Mount Clemens firm wants ex-headquarters

David Shepardson / Detroit News Washington Bureau

Detroit -- Chrysler has struck a deal to sell the historic former headquarters of its American Motors Corp. subsidiary and three other properties in Michigan and New York for $2.3 million, the company said in a bankruptcy court filing.

The price is a fraction of what Chrysler once sought for the iconic Detroit property that produced helicopters in World War II and turned out millions of appliances.

The properties are being sold to Mount Clemens-based Manchester Plymouth LLC, which has already paid a $300,000 deposit.

In 2007, the asking price for the AMC headquarters, which also included former appliance factory, was $10 million, according to a Chrysler history Web site Allpar.

Chrysler acquired AMC in 1987, largely for its Jeep brand, and used the property for engineering development of the Dodge Ram and some Jeep vehicles.

It was home to the company's Jeep and Dodge truck engineering and testing facilities and employed nearly 1,900 people in recent years.

Chrysler Group LLC, which was formed by the acquisition of the Auburn Hills automaker's good assets in bankruptcy court in June, left the properties behind as part of "Old Carco."

The assets and others are being sold to pay its many creditors and wind down the estate.

The properties include the former AMC headquarters, a 1.4 million-square-foot complex on Plymouth Road in Detroit on 54 acres; a 40,000-square-foot building on Mark Twain Road in Detroit; another property at 20300 Mound Road in Detroit; and another site in Syracuse, N.Y.

The AMC site was built in 1927 by the Electric Refrigeration Corp., known as Kelvinator, that built refrigerators and ranges.

When Nash and Kelvinator merged in 1937, the site served as the combined company's headquarters.

During World War II, it produced airplane propellers and a few hundred R-6 helicopters.
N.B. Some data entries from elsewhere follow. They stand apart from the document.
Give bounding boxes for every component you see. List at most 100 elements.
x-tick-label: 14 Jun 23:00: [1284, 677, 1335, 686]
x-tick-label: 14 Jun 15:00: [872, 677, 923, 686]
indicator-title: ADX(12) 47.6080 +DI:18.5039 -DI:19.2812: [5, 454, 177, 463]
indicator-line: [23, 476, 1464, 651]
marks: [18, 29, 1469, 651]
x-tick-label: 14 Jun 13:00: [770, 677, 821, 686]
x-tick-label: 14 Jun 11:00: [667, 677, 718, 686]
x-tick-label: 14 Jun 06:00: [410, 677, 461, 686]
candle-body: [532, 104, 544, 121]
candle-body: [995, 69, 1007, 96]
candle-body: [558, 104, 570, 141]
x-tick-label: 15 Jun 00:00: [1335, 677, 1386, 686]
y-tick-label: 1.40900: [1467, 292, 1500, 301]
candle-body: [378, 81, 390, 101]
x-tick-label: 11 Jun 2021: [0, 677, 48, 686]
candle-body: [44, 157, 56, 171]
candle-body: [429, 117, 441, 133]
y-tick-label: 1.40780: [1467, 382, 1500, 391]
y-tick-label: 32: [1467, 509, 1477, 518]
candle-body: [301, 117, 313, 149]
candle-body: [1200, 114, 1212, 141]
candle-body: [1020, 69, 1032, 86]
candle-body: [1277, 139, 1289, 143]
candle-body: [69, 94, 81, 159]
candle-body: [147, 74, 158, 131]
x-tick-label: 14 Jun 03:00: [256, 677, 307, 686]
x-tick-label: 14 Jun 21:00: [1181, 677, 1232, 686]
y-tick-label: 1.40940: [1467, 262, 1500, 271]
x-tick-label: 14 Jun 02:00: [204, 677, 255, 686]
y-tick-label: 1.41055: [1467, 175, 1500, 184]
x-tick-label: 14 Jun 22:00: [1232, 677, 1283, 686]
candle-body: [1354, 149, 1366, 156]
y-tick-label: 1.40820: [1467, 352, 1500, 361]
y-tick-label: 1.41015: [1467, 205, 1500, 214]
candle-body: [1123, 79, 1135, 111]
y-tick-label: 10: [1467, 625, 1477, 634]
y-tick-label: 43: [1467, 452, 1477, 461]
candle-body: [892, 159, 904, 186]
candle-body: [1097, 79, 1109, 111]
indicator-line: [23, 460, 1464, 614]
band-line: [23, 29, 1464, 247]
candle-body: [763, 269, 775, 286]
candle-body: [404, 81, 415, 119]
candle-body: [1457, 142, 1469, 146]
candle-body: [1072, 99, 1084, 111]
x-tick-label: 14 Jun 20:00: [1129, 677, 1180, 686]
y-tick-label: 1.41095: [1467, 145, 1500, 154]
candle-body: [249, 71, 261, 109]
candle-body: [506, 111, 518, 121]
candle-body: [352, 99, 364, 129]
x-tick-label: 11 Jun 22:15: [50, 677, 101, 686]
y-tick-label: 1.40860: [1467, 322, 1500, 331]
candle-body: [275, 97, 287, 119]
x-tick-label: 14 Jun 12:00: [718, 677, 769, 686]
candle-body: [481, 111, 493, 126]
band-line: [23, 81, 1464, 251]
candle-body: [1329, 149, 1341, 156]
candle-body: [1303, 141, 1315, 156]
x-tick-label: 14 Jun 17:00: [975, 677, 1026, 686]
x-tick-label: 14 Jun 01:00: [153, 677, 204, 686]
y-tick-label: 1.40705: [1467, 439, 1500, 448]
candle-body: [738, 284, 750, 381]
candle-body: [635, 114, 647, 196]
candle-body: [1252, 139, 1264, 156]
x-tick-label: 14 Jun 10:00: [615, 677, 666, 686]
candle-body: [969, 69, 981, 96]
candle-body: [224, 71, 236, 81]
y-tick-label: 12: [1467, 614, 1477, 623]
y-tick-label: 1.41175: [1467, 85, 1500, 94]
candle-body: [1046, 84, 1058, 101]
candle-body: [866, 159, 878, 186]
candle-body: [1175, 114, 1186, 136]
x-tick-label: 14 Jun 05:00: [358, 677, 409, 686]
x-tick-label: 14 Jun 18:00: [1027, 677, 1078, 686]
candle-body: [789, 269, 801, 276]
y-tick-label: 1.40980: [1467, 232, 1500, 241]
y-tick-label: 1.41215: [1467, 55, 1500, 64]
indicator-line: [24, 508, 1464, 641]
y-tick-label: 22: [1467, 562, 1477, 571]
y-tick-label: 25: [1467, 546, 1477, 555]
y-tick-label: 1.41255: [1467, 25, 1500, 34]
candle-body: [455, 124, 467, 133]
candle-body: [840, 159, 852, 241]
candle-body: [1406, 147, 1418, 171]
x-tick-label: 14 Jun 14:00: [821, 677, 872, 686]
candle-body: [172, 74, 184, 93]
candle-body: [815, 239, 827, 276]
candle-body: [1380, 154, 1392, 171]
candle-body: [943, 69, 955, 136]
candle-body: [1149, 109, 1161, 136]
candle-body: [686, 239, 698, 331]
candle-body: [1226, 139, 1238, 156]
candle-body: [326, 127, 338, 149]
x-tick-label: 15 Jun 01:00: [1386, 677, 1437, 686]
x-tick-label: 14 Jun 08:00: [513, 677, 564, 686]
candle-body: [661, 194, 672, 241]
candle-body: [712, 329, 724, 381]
It even had a tiny airport nearby for testing.

It served as AMC World Headquarters from 1954-87.

American Motors Corp. was formed by the merger of Nash-Kelvinator Corp. and Hudson Motor Car Co. -- then the largest merger in U.S. history.

The facility included 370,000 square feet of research and development space.

In 2007, 1,600 people worked at the site, down from 1,900 in 2005, according to Allpar.

Objections to the proposed sale must be filed in U.S. Bankruptcy Court in New York by April 27.

If there are no objections, the bankruptcy court will approve the sale.

Chrysler is now controlled by Fiat SpA, which acquired 20 percent of Chrysler and agreed to run the company in its bankruptcy reorganization.

The company is working to sell off unused property that it left behind in bankruptcy, while addressing environmental concerns raised by states.